Mr. Jim Temple - owner  
Jim Says...
"Children always seem to get excited about a new toy or a new project. How many families have had young folks start Karate lessons, gymnastics, sports programs, music lessons, etc. and lose interest after Mom and Pop have invested quite a bit of time and money? But, not all our experience has come from the "parenting" end. Nearly all parents have been on both ends of that scenario. Many a customer has come into the ol' guitar store and complained, 'Jim, I had a chance to learn guitar when I was a kid; took a few lessons; but I didn't stick with it. Sure wish I had taken advantage of that opportunity while I was young, had the time, and my mind worked better.'

"Armed with that experience, young parents will often come into the store with a piece of junk that resembles a guitar and inquire, "I wonder if you could put a set of strings on this guitar. My boy/girl wants to learn how to play and I don't want to put a lot of money into a guitar until I see if he/she is gonna take to it." Well, neighbors, at that point I ease into my "patented" speech about how a bad instrument will prevent a child from ever learnin' to play it.

"You see, if your son came into the kitchen one mornin' and said, "Dad, I want to be a carpenter", you would never consider sayin', "Well, boy, I'll go down to the variety store and get you a plastic hammer. You practice drivin' sixteen-penny nails into a pine board for six months or so and, if you get good at it, I'll go buy you a "real" hammer." Fact is, the toy hammer would prevent the child from ever becomin' a carpenter, even if he had the talent for the job!

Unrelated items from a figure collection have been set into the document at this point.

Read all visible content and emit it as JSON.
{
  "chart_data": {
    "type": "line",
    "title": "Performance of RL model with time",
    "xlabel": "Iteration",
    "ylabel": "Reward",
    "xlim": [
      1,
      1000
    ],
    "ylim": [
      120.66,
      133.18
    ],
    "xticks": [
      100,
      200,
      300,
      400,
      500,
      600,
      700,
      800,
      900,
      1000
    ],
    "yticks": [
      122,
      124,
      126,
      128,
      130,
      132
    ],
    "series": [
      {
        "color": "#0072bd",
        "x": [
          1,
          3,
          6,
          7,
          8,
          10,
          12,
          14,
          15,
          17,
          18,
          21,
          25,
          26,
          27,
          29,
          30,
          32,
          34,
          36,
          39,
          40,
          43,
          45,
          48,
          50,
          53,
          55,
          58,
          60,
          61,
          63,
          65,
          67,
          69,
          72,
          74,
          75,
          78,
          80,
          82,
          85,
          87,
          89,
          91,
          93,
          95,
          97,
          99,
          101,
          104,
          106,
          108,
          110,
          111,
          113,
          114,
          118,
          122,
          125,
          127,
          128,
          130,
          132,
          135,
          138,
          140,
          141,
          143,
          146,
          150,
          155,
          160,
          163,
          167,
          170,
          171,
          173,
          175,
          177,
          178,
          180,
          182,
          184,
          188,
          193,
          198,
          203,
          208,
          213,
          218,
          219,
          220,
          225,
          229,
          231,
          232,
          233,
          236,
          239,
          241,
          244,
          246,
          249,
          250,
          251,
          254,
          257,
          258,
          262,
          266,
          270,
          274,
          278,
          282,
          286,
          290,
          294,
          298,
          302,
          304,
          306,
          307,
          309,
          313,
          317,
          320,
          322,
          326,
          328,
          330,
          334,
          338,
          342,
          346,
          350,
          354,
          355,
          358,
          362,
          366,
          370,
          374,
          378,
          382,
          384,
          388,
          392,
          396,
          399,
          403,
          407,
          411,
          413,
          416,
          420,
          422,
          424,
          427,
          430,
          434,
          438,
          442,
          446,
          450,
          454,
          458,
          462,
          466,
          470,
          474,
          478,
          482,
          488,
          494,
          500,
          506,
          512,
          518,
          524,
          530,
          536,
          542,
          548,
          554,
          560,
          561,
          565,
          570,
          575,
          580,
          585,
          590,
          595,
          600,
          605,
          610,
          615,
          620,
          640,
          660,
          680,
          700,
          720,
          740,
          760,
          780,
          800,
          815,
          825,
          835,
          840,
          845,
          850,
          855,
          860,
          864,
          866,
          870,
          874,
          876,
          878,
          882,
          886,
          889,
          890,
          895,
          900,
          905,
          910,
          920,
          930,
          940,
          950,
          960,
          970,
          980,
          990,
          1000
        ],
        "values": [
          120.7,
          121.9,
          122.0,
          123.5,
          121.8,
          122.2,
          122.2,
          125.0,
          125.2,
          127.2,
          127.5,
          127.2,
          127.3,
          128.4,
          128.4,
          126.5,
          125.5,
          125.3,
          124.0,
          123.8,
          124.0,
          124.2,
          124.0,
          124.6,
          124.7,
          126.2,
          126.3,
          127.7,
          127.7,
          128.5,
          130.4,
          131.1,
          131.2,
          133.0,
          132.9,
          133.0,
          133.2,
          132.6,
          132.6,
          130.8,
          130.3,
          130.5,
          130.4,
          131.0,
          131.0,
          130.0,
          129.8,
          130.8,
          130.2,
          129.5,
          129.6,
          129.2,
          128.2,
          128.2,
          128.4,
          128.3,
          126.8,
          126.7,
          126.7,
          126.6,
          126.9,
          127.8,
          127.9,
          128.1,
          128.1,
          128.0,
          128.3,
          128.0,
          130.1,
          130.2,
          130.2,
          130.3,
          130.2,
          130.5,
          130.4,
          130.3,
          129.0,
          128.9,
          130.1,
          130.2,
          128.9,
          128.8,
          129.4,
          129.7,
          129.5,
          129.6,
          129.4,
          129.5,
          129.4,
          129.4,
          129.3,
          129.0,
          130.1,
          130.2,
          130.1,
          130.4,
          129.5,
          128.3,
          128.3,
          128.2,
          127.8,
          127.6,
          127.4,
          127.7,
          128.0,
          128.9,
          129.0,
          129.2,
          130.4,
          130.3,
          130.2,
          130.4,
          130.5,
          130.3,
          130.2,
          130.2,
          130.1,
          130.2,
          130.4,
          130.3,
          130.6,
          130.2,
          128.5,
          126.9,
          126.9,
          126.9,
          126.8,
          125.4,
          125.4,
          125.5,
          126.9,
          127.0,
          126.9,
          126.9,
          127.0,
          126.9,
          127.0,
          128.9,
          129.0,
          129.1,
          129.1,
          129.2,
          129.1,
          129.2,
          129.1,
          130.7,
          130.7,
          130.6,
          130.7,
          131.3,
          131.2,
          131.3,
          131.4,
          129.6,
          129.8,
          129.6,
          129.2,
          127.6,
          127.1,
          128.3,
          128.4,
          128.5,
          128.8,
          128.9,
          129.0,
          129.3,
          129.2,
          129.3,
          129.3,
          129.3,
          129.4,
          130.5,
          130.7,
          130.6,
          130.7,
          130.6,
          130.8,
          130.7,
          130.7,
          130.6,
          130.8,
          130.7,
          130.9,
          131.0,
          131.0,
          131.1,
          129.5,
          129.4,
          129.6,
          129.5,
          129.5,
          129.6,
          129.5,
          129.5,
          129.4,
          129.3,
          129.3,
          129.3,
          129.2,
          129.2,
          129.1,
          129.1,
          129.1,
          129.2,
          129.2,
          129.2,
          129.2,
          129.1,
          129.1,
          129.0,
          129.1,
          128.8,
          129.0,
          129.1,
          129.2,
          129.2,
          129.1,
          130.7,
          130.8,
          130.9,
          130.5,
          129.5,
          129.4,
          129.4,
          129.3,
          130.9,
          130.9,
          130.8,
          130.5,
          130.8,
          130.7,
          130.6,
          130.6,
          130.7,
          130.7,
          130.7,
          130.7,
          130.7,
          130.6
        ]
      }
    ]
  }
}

"That's true for learnin' to play the guitar, too. Variety superstore toys have discouraged many a young guitar-playin' "wannabe". Talk about wasted money!

"And, another thing ~ let's talk about the cost of a beginner's decent guitar: Compared to the cost of participating in the local school sports program, the Karate school lessons and belt tests, the local school band instruments, the price of such a guitar pales in comparison. Also, long after the kid leaves all the other programs behind, all the paraphernalia in the bedroom closet, he or she will still carry that ol' guitar off to school or adult life with him or her. Sometimes, they'll pass it down as an heirloom to another generation.

"It's natural for a parent to be concerned with wastin' money on a child's whim. But, it's also natural for that same parent to encourage a child's desires in the hopes that something good and permanent results from such an attitude.

"Well, alright then, Jim." "How much should I expect to pay for a decent, beginner's guitar?" Figure on payin' about half of one's months payment for that diesel-powered dually sittin' out in the driveway. Or, maybe, two month's worth of satellite dish tv with its brain-numbing programming.

"Of course, the right choice might require that a parent re-arrange a priority or two for a couple of months. But, maybe the cost of three meals out with friends wouldn't set the family back too much. Besides, if the kid doesn't "take to it", you can run a six dollar ad in the local paper and get nearly all your money back if it is a decent instrument at the beginning.

Just one old man's opinion. Mull it around a bit and see if you can't hear the clarion ring of truth somewhere in it.